Placement: Charley's here, so the gap between the first two seasons.
The Glass Princess (Short Trips: The Muses)
Prose Does the Doctor have a celestial Google Calendar which pings him through the incarnations to return to certain places and catch up with whoever's there? The Glass Princess offers another example of this cross (re)generational story, as an event which happens during the Hartnell years, the poisoning of a young princess, becomes a mission as he returns throughout his life so he can wake her up now and then, for a few hours, so that her parents can spend time with her until she's the only one left of her civilisation. It's a similar effort to A Christmas Carol, with birthdays in for the 25th December and a group effort rather than just Eleventh.

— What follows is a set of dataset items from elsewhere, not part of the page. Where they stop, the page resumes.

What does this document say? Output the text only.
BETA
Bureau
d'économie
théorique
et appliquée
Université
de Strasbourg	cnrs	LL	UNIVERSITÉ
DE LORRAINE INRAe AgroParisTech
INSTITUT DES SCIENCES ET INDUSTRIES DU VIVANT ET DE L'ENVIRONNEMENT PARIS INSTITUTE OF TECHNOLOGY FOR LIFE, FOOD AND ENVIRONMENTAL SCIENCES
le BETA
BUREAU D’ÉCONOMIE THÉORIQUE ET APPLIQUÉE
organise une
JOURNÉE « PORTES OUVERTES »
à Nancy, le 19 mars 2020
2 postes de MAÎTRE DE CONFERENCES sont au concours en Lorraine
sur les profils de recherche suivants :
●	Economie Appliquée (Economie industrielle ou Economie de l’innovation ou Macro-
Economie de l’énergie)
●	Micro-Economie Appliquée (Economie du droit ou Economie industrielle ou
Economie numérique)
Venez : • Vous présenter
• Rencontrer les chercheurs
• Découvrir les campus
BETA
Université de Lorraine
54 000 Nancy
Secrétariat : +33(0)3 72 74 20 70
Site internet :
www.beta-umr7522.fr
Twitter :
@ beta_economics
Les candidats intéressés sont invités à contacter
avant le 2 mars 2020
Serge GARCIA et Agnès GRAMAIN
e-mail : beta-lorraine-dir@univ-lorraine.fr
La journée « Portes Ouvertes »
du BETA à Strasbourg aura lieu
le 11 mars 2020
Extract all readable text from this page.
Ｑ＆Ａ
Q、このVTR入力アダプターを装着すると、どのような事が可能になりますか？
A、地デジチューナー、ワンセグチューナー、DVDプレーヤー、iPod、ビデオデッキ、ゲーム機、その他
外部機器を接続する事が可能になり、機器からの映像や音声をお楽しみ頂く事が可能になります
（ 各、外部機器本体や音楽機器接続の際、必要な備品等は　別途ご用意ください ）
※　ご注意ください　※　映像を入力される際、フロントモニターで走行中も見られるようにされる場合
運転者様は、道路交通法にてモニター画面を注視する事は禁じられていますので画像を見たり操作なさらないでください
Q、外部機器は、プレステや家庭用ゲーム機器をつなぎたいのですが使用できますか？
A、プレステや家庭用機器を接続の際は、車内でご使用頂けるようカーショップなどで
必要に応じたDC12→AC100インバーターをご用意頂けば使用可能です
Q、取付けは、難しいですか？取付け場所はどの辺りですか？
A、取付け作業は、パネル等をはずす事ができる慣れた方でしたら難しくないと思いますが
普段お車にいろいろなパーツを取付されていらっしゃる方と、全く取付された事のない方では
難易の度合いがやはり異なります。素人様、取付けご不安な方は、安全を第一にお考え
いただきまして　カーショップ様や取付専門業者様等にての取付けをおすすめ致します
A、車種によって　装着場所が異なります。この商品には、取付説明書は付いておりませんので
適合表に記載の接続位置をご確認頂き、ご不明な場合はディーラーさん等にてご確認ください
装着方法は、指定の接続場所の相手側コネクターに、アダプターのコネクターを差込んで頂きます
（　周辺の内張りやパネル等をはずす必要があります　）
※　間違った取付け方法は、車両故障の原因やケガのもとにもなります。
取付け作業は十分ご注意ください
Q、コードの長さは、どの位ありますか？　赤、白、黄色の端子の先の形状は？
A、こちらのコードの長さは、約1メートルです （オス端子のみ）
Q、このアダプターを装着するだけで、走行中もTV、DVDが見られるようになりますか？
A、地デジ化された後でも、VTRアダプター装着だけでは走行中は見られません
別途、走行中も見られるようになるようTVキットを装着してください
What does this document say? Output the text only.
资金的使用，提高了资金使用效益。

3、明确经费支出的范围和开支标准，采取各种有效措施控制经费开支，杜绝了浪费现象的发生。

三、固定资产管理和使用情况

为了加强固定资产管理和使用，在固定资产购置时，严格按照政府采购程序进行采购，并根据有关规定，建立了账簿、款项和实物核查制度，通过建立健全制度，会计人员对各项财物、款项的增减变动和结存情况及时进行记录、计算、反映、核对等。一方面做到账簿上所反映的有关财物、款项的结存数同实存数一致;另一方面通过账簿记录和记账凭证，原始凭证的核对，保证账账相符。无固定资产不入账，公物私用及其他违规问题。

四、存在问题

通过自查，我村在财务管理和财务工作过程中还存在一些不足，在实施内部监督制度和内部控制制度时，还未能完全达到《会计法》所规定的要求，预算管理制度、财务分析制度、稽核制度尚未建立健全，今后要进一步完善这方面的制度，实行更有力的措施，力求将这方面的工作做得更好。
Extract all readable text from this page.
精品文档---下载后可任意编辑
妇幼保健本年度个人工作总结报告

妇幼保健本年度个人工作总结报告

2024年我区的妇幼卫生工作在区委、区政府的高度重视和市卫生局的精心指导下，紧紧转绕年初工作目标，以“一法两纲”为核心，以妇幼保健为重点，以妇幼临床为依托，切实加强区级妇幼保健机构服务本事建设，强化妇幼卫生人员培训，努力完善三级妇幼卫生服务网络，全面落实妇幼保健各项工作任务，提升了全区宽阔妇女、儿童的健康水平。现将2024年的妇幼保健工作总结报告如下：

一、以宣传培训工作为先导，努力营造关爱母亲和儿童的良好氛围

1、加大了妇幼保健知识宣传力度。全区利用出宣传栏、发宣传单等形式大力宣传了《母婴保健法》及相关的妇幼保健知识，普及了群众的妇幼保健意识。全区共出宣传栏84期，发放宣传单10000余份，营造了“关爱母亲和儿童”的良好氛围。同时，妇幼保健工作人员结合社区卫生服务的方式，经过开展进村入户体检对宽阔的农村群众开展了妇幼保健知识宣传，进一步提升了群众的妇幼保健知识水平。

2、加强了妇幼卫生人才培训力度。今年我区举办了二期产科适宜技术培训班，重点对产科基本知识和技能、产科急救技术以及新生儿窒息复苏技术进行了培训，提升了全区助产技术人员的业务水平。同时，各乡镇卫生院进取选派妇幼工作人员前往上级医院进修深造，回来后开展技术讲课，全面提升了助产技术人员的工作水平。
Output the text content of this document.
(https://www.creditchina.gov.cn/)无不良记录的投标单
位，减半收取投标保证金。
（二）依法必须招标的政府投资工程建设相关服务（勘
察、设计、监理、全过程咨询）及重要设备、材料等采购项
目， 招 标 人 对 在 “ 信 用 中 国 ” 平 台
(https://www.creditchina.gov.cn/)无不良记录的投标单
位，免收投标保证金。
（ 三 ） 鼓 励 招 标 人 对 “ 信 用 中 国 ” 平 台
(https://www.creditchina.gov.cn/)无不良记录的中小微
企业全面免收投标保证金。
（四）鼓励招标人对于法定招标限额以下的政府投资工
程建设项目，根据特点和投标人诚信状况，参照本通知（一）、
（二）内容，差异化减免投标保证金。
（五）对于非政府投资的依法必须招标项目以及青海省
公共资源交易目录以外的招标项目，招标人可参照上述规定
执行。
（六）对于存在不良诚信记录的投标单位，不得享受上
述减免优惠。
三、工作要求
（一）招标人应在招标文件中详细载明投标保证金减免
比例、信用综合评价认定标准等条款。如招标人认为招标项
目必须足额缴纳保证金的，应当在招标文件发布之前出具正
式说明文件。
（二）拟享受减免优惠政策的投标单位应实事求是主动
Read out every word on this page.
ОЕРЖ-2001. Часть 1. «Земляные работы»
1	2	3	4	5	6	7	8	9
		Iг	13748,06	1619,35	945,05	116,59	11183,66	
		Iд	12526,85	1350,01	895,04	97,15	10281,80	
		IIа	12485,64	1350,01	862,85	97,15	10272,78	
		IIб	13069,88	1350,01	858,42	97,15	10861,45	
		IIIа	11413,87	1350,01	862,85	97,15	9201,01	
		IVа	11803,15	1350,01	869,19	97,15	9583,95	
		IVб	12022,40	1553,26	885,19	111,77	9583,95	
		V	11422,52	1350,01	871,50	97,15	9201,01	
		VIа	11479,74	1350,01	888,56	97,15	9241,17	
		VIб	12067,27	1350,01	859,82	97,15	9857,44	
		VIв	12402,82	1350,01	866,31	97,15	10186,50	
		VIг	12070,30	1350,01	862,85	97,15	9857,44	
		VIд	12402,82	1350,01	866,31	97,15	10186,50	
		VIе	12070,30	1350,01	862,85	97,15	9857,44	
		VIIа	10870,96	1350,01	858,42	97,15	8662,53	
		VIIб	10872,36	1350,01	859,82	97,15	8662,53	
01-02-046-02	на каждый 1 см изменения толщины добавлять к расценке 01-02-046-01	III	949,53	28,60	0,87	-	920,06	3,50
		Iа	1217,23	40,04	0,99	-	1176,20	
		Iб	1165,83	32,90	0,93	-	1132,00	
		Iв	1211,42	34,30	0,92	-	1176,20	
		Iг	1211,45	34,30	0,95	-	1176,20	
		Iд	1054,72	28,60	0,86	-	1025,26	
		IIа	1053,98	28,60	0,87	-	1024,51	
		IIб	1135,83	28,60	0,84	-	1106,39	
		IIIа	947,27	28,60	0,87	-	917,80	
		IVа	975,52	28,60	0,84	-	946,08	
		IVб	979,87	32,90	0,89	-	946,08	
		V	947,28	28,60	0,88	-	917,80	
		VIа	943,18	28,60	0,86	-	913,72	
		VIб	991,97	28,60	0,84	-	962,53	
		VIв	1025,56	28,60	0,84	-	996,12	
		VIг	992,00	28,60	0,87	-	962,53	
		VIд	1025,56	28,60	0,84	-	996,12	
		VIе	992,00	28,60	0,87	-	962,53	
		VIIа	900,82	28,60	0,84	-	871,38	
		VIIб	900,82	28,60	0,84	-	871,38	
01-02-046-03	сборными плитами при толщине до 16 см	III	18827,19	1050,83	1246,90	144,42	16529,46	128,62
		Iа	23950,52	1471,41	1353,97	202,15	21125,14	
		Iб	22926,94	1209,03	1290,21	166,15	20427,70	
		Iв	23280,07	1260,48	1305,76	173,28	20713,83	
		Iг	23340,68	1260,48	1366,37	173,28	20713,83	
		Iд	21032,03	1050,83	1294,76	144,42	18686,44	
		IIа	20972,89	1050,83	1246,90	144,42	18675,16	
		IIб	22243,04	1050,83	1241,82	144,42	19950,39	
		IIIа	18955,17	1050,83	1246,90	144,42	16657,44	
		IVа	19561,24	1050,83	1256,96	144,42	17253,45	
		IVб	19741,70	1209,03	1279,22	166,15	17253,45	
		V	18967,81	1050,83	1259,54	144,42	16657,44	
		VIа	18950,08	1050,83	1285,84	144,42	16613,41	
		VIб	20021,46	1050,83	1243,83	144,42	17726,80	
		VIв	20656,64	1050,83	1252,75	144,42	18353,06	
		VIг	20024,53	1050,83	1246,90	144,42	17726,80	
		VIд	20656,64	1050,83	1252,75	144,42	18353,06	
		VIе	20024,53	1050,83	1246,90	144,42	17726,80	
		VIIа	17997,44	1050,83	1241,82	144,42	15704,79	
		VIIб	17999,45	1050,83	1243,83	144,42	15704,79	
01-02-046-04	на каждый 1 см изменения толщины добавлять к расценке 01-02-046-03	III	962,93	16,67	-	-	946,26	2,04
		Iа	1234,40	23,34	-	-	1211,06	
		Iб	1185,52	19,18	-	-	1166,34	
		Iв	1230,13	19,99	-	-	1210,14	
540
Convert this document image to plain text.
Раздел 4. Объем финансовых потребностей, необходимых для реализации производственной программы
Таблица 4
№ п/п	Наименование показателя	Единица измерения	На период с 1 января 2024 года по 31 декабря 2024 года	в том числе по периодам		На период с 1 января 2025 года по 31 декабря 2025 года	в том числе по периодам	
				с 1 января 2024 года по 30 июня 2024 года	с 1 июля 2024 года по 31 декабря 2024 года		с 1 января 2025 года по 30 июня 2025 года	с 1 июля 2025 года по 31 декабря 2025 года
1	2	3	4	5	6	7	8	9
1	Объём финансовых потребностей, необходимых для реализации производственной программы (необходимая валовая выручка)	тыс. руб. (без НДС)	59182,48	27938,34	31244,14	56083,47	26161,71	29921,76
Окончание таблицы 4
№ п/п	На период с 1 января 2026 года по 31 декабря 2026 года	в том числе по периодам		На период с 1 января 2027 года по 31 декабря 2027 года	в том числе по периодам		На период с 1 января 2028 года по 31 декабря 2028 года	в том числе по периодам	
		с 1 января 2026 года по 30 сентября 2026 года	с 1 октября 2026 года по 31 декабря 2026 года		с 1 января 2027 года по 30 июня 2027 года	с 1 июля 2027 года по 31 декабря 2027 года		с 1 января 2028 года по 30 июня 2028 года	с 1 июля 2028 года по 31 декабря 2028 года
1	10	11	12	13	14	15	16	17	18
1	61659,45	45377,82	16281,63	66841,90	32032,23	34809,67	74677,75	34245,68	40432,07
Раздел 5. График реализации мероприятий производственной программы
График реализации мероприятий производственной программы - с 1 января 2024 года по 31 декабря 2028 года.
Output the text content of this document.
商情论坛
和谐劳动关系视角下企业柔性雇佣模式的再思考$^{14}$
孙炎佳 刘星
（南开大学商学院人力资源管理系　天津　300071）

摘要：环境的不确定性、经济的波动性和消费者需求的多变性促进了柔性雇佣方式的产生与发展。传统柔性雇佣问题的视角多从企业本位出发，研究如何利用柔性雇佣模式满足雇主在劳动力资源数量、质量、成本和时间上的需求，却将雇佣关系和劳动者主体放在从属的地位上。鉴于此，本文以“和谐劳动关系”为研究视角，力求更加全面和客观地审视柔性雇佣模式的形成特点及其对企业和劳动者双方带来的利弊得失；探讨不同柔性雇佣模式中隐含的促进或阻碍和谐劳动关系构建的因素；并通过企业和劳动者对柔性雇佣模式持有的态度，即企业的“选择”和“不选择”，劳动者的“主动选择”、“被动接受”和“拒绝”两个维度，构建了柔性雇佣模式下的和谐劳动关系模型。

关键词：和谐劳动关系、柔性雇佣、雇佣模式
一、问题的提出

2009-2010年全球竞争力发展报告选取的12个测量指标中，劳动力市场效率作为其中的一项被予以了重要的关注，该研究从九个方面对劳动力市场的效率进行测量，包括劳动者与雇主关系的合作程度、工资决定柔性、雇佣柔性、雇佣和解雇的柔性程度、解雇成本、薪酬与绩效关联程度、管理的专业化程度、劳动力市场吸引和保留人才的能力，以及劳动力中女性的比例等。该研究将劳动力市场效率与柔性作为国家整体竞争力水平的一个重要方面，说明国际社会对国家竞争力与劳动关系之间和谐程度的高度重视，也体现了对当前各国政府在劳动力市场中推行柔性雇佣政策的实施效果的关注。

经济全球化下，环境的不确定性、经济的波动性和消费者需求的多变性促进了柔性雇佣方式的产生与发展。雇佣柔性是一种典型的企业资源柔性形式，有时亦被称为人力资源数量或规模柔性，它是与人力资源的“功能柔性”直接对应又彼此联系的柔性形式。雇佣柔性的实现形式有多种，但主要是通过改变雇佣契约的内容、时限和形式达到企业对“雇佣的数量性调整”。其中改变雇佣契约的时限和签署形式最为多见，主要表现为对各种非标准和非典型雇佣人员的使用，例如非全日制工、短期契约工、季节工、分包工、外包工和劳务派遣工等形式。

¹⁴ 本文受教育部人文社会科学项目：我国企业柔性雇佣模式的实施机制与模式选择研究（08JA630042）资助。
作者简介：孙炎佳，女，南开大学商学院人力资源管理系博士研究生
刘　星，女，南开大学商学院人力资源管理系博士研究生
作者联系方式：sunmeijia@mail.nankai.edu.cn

The Eighth Doctor appears in the final scene, leading the girl towards her final moments. It is, as you might expect, horrendously sad and it's through his words the writer, Paul Leonard, articulates another element of the Moffat era, seven years earlier, that it's just a fairy tale, an articulation of Sleeping Beauty with the Time Lord in the role of the Prince. But honestly the section which really punched me in the gut is the moment when the Seventh Doctor gifts her a small blue badge in the shape of a boat which has been passed on by Ace who says she doesn't need it any more: "She said to tell you that you had deserved it. It's a badge really, not a brooch. It's only given to people who are very special. Very brave."
Placement: Outrageously, I think I'm going to retcon this in the Time War era, in the period when he's dealing with unfinished business.